Note the LineItems table also lacks its own auto-increment, single-column primary key. A many-to-many table is a classic example of a good use of a composite primary key.

Should I use a huge composite primary key or just a unique id?

The only time I ever use a composite key is when it consists of two integer fields in a linking table for a many to many relationship. Use a surrogate key and then put a unique index on the fields you would have put into the composite key. This way you save space to child tables, have the improved speed of an integer join (I would not use a GUID unless I was actually going to use replication) and you have the uniqueness of the natural key preserved.

Why Composite Primary key when I can use Single Primary key with Unique constraints on composite columns?

You do not need a primary key to enforce uniqueness. You can use a unique constraint or index instead.

I am not a fan of composite primary keys. Here are some reasons:

  • All foreign key references have to include all the keys in the correct order and matching types. This makes is slightly more cumbersome to define those tables.
  • Because the composite keys are included in all referencing tables, those tables are often larger, which results in worse performance.
  • If you decide that you want to change the type of one of the component keys -- say the length of a string or an int to a numeric -- you have to modify lots and lots of tables.
  • When joining tables, you have to include all the keys. If you miss one . . . well, the code is syntactically correct but the results are wrong.

There are occasions where composite keys are acceptable, such as tables that have no foreign key references. Even in those cases, I use synthetic keys, but I totally understand the other perspective.

Should I use composite primary keys or not?

I think there's no problem using a composite key.

To me the database it's a component on its own, that should be treated the same way we treat code : for instance we want clean code, that communicates clearly its intent, that does one thing and does it well, that doesn't add any uneeded level of complexity, etc.

Same thing with the db, if the PK is composite, this is the reality, so the model should be kept clean and clear.

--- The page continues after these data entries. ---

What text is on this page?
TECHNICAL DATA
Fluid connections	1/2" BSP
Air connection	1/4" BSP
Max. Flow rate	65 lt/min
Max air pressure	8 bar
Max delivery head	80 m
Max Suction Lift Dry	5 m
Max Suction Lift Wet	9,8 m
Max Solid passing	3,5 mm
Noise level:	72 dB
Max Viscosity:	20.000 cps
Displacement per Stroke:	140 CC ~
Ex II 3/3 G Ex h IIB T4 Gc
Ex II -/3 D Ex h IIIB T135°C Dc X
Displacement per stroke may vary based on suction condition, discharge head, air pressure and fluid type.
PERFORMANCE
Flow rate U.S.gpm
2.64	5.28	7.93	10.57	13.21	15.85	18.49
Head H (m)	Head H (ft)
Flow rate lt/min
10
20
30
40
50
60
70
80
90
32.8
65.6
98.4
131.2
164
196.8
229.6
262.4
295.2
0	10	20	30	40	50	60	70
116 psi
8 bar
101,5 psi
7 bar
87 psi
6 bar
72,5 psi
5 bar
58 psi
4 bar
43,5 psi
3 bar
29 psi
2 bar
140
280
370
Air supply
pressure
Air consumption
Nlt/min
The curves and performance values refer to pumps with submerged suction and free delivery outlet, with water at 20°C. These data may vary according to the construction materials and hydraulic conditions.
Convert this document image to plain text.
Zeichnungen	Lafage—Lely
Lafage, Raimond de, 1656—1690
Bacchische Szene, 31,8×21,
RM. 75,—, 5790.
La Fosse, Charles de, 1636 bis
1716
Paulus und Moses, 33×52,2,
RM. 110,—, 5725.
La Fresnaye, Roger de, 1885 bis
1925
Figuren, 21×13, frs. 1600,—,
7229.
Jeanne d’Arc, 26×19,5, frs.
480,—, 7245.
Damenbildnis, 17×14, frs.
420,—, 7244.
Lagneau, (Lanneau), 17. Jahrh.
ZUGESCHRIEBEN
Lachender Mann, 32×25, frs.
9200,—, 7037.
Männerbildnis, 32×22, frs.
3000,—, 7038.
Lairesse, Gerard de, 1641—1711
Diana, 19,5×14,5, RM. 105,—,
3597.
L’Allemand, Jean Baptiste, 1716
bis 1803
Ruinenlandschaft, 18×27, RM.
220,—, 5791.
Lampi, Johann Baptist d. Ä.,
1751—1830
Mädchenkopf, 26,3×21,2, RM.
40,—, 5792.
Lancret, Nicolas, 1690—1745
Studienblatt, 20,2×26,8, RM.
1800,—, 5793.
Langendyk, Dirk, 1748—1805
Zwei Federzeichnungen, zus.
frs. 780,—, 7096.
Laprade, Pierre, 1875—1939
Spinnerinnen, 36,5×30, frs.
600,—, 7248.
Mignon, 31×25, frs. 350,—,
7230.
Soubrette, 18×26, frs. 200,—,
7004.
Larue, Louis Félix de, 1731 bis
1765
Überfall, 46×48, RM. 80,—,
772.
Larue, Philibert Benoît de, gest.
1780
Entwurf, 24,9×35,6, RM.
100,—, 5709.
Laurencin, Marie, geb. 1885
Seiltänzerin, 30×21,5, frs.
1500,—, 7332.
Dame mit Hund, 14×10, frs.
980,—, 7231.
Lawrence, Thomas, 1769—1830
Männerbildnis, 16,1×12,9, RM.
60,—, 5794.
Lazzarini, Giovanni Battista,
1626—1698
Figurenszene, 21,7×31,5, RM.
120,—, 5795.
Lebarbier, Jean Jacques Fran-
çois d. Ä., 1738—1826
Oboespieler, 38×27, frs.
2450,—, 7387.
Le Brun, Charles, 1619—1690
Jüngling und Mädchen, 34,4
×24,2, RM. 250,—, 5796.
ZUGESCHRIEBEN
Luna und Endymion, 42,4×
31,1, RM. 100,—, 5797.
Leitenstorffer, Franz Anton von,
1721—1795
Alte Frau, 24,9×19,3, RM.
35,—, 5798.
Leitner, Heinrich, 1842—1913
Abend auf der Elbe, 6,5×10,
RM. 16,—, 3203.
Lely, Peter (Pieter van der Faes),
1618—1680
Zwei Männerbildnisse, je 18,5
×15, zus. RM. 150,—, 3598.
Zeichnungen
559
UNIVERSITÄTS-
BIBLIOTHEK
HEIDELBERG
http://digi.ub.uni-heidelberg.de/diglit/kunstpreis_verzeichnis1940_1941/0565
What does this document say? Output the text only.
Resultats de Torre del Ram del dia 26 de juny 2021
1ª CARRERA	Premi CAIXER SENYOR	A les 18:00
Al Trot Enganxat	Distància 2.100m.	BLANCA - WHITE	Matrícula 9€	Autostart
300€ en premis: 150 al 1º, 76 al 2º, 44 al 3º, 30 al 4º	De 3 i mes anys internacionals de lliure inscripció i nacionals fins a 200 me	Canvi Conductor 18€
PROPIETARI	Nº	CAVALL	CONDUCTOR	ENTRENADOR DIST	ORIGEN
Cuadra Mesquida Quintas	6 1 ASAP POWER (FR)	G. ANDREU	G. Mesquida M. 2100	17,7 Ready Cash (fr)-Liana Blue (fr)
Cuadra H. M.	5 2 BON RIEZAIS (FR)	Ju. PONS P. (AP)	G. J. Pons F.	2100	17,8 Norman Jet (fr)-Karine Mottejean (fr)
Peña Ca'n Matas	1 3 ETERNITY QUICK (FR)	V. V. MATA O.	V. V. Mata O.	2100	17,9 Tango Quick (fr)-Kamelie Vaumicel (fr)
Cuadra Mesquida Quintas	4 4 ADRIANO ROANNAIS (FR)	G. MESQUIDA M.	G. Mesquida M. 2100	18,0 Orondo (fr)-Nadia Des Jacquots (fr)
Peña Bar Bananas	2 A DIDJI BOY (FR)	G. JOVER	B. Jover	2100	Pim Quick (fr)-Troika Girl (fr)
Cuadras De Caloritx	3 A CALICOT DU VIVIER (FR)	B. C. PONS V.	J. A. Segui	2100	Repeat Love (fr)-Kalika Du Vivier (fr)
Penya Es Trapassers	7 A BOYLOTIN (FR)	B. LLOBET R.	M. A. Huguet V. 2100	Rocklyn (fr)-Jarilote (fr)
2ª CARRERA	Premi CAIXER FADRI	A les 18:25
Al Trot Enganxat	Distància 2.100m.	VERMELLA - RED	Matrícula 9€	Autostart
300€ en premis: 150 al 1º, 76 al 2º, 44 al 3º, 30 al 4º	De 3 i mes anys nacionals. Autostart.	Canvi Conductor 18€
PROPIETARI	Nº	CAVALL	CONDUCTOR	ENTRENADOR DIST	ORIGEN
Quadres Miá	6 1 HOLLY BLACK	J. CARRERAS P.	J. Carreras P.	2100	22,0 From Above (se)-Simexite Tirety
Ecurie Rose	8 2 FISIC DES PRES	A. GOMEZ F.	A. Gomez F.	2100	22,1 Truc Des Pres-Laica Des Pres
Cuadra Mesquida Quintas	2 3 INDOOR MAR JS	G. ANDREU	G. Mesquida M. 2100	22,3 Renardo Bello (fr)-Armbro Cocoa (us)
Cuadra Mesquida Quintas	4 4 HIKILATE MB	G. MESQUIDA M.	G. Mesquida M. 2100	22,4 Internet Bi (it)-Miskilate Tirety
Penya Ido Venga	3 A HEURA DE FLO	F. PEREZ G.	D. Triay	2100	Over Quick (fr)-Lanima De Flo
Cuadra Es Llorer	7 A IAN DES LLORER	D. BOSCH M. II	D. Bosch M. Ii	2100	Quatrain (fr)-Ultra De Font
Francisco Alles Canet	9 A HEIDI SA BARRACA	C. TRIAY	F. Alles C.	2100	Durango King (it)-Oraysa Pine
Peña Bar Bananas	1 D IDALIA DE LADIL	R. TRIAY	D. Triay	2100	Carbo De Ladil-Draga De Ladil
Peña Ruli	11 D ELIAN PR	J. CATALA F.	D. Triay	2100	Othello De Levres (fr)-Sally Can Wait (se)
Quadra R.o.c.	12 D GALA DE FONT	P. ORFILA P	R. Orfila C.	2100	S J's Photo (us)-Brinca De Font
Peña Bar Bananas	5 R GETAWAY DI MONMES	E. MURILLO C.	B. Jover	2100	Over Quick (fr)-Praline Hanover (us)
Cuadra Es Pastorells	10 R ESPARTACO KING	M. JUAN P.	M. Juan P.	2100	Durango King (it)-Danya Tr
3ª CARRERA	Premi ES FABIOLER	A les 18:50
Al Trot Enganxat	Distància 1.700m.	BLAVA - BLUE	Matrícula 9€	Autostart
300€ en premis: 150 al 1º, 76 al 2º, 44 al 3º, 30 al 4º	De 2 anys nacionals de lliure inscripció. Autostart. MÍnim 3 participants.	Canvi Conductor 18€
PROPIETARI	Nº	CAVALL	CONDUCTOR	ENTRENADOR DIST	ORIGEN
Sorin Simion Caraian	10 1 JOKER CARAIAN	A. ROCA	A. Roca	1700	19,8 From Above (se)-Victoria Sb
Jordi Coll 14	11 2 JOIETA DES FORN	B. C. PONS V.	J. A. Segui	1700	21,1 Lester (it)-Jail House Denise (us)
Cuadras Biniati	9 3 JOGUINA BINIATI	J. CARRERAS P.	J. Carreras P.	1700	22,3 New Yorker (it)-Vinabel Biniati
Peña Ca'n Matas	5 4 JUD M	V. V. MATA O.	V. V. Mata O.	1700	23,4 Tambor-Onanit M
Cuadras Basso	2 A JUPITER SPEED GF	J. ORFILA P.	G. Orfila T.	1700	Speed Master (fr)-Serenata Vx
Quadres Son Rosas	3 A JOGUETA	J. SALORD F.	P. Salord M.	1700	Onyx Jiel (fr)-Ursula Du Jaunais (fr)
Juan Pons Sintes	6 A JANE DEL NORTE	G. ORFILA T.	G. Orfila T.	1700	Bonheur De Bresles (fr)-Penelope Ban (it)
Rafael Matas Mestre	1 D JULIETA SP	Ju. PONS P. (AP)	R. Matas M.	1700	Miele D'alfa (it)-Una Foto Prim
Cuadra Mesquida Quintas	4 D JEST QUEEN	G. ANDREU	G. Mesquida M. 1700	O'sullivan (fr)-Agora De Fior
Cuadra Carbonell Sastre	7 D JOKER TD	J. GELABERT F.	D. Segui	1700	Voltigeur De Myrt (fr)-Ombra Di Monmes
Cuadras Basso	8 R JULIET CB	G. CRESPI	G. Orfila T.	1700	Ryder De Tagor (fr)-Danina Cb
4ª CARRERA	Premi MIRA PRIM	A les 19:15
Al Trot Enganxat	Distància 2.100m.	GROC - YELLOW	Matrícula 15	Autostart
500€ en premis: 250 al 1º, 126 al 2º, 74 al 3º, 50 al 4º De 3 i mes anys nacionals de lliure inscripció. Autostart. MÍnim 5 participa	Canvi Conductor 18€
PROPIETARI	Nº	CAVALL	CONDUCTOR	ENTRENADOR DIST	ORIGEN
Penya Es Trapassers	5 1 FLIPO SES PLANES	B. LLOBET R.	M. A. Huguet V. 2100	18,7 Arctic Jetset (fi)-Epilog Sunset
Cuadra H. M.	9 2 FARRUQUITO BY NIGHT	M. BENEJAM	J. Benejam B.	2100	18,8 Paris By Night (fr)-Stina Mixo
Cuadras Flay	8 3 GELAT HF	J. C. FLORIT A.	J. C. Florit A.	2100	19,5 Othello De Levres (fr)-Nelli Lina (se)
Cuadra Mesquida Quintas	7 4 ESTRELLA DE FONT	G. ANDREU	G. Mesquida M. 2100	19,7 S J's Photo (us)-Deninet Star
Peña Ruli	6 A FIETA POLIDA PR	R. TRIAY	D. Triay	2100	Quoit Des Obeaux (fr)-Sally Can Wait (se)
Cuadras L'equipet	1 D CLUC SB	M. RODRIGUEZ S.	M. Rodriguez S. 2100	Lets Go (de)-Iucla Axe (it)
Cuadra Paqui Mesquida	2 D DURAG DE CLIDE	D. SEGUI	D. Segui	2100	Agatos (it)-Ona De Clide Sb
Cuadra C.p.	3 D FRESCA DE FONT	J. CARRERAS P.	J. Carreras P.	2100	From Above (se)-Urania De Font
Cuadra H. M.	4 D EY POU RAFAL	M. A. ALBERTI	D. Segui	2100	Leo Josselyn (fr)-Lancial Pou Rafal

A composite PK it's clearer than the mix auto-increment + constraint. When you see an ID column that does nothing you need to ask what's the real PK, are there any other hidden things that you should be aware of, etc. A clear PK doesn't leave any doubts.

The db is the base of your app, to me we need the most solid base that we can have. On this base we'll build the app ( web or not ). So I can't see why we should bend the db model to conform to some specific in one development tool/framework/language. The data is directing the application, not the other way around. What if the ORM changes in the future and becomes obsolete and a better solution appears that imposes another model ? We can't play with the db model to fit this or that framework, the model should stay the same, it should not depend on what tool we're using to access the data ...

If the db model change in the future, it should change because functionality changed. If we would know today how this functionality will change, we'll be modeling this already. ANd any future change will be dealt with when the time comes, we can't predict for instance the impact on existing data, so one extra column doesn't guarantee that it will withold any future change ...

We should design for today's functionality, and keep the db model the simplest possible, this way it will be easy to change/evolve in the future.